Le gouvernement sud-soudanais a assuré samedi que la situation était «calme» dans le pays, au lendemain de l'accord de cessez-le-feu signé avec la rébellion à Addis Abeba.

«La situation est calme. Nous n'avons été l'objet d'aucune attaque depuis ce matin», a déclaré à l'AFP samedi en fin d'après-midi le ministre de la Défense Kuol Manyang.

Des organismes indépendants ont confirmé que les lignes de front étaient calmes samedi.

La guerre a fait rage au Soudan du Sud, pays indépendant depuis 2001, depuis le 15 novembre 2013, faisant des milliers de morts, entre l'armée gouvernementale, fidèle au président Salva Kiir et les forces loyales à l'ancien vice-président Riek Machar.

Un premier cessez-le-feu signé en janvier n'avait donné aucun résultat.

Vendredi, à Addis Abeba, MM. Kiir et Machar ont signé eux-mêmes un accord, porteur d'espoirs pour le pays.

Le porte-parole de l'armée soudanaise, Philip Aguer, avait déclaré à l'AFP, plus tôt dans la journée, que la trève semblait déjà en place sur le terrain. «D'après les informations dont je dispose, il n'y a aucun accrochage aujourd'hui» samedi, avait-il dit.

Les signataires «sont convenus que toutes les activités hostiles cesseraient dans les 24 heures», et «qu'un gouvernement de transition offre les meilleures chances au peuple du Soudan du Sud» avant de prochaines élections dont la date n'a pas été précisée, selon Seyoum Mesfin, de l'Autorité intergouvernementale pour le développement (Igad), l'organisation sous-régionale est-africaine ayant assuré la médiation dans les pourparlers.

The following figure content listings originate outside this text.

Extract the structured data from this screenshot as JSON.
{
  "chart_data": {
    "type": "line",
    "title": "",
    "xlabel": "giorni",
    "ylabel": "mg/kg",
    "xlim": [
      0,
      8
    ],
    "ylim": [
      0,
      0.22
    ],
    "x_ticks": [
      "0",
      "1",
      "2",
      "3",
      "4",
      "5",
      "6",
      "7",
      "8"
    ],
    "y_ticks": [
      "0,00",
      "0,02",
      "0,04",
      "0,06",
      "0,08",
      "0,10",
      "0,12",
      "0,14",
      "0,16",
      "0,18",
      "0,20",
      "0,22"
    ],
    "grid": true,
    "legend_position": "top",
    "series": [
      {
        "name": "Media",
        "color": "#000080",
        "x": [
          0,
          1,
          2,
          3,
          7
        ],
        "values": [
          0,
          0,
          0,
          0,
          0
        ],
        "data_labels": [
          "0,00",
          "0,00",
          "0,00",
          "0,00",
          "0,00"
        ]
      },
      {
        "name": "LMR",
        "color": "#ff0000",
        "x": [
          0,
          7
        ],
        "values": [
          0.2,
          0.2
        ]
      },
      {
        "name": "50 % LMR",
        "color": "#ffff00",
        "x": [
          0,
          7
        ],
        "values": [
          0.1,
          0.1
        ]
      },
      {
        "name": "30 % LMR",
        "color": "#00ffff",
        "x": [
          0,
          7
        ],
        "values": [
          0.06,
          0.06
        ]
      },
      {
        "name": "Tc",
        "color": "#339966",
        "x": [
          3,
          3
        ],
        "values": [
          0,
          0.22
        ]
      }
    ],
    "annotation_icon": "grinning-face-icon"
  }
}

Clause essentielle pour la population au bord de la famine, l'accord prévoit «l'ouverture de couloirs humanitaires (...) et la coopération avec les agences humanitaires et de l'ONU afin que l'aide humanitaire atteigne toutes les zones du Soudan du Sud», a précisé le médiateur.

L'accord a été signé après d'intenses pressions diplomatiques, des menaces américaines et de l'ONU de sanctions ciblées, et de premières sanctions américaines contre un commandant militaire de chaque camp.

Le conflit a fait des milliers de morts - probablement des dizaines de milliers, mais aucun bilan précis n'existe -, chassé plus de 1,2 million de personnes de leur foyer et dévasté les villes du pays.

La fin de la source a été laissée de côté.